In the previous post we considered what properties to look for in a Message Passing system and introduced the Promise RPC library which attempts to meet some of these needs. In this post we’ll look at some new challenges around ordering in message passing systems.

Message Ordering

So far, in our discussion of message passing systems, we have implied that communication between components is made up of sequences of messages, but we haven’t said anything about how those messages are ordered. The simplest and most intuitive expectation would be to assume that messages “happen” in the order they are sent. We might call this ordering Sequential (or even Serializable in the database or distributed computing sense). And, while this sequential assumption is intuitively satisfying, it is often wrong. To understand why it can be wrong we have to first take a look at the 5 phases of an RPC call’s lifecycle:

Issue:
The caller makes (or issues) a message by calling an RPC method (or sending a request, or sending a message). This act creates a logical intent (represented by the physical message) that demands a resolution (either a success or a failure). The sequence of calls themselves define a call order from the perspective of the caller (and the developer). The call order is implicitly tied to the developer’s intuitive expectations around causal ordering, which in turn affects the developer’s intuition about the correctness of their program.
Dispatch:
Messages take some time to travel (i.e. latency). When the callee receives the message, a new activity will be dispatched to compute the response. Remember from the previous post that our message passing systems give the callee some control over when new messages are dispatched (in case the callee is already busy doing something else at the time the message was issued). Once dispatched, the response may be computed promptly (i.e. synchronously and without preemption), or asynchronously. If asynchronously, as soon as the message’s activity yields for the first time (i.e. awaits), another message might also be dispatched. This leads to multiple message activities executing concurrently. Those activities’ subsequent turns are interleaved according to the policy of the scheduler. Therefore, only the first turn of each message activity is well ordered with respect to the message passing system. We call the ordering of these first turns the dispatch order.
Retirement:
Eventually the callee’s activity completes (either successfully or as a failure) which results in a response message sent back to the caller. The order in which the responses are sent is called retirement order. The time between the dispatch and the retirement represents the period over which the callee (sometimes called the server) has committed its resources to handling the call. For instance, the scalability of a server is often related to its retirement rate (i.e. the number of retirements per second for a given dispatch rate).
Reception:
Latency, of course, applies in both directions. Eventually (assuming a lossless communication medium) the caller receives the response message. At the point of reception, the message passing system has concluded its handling of this particular message and any resources related it can be released. The response is now just data at the caller. But the caller may not be ready to consume the response immediately. If the call was issued asynchronously (e.g. it produced a Promise for the result) then the caller may be busy issuing additional concurrent calls before awaiting on the result. Or the caller’s scheduler may have cooperatively scheduled another activity to execute while waiting for the response.
Completion:
Eventually the caller’s activity awaits, resumes, and then consumes the response. The order in which the caller sees and consumes a set of responses defines the completion order.

Out of Order Retirement

There are several orderings mentioned here that might be of interest: call order, dispatch order, retirement order, and completion order. In the synchronous local call model (i.e. regular functions) all four of these orders are identical. The call is issued and dispatched in the same instant. The call then blocks the stack, preventing the caller from making any other calls, until the call both retires and completes (which also happen at the same instant). Our intuition from straightline synchronous code is that all these orderings are the same.

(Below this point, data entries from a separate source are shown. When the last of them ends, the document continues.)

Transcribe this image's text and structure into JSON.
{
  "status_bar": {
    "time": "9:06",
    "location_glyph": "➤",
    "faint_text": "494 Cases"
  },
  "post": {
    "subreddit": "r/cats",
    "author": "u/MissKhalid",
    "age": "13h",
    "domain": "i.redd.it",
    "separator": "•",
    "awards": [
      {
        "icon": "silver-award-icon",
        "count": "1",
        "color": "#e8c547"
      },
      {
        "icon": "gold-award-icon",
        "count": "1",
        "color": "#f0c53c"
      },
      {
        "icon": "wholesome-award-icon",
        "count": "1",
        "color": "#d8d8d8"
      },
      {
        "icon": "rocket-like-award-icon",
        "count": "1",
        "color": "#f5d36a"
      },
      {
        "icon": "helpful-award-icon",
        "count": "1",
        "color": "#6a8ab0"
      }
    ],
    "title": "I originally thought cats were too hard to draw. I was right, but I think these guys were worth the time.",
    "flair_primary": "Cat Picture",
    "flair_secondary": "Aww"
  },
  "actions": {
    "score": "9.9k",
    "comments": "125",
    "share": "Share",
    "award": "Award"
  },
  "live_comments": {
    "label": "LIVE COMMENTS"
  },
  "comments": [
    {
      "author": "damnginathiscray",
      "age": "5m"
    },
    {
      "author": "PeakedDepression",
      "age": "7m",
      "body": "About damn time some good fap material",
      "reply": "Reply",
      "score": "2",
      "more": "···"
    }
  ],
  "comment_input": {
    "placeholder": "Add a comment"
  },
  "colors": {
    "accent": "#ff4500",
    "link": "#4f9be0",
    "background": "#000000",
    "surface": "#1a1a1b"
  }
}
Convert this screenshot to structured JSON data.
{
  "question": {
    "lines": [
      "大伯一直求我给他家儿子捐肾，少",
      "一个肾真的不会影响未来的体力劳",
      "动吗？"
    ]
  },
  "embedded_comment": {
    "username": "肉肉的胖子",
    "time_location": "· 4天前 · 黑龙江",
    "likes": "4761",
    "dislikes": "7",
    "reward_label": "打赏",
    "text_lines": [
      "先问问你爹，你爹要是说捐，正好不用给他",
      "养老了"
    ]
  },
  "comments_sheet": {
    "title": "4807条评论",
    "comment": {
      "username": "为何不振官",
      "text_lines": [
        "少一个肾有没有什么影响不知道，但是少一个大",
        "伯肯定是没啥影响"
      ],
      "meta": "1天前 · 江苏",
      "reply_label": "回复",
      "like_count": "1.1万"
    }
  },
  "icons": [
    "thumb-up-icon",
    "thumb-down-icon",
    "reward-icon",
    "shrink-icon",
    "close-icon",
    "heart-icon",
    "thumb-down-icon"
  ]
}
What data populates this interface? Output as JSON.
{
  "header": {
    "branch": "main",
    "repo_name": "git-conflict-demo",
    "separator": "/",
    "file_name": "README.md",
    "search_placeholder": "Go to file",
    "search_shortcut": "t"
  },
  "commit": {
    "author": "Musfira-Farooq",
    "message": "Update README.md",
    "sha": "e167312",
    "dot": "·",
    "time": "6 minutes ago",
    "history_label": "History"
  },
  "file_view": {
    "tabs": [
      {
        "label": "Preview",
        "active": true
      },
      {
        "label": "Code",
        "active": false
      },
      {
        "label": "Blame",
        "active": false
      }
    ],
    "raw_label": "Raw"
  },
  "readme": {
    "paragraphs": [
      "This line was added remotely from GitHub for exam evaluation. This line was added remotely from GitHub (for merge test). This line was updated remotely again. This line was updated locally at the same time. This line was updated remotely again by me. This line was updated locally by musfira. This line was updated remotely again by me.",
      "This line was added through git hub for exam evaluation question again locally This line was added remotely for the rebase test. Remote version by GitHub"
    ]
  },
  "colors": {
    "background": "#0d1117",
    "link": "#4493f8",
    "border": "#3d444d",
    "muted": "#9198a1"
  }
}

But, we have already seen examples in the asynchronous call model, including IO, where it is undesireable to tie completion order to call order. If I call a method that takes a long time, and then concurrently call a shorter method, it would be undesireable if the shorter method were not allowed to complete until after the long method was done. For instance, consider an example where the long call loads a save game at the game server, and the short call returns a percentage of completion for that load activity (to show a progress bar to the user). It would be useless if the progress bar couldln’t be updated until after the load operation itself was complete. Obviously we don’t want completion order to be tied to call order. We name this condition Out of Order Retirement, and we will allow both retirement order and completion order to be independent of either call order or dispatch order.

Out of order retirement means you can make any number of calls asynchronously and then handle each response as soon as it is available, without having to wait for any of the other responses to complete. That seems desirable.

Pipelining

But there is something intrinsically causal in the relationship between the call order and the dispatch order. In the load game and progress call example above, it seems wrong (or at least unintuitive) if the progress call (which was issued strictly after the load call) were to race ahead of the load call at the callee and be dispatched first. How should the callee interpret a request for progress on a load that hasn’t even happened yet? If the progress call were to fail, how should the caller interpet such a failure? Did the load fail? The caller isn’t really interested in any interleaving where the progress call happens before the load call.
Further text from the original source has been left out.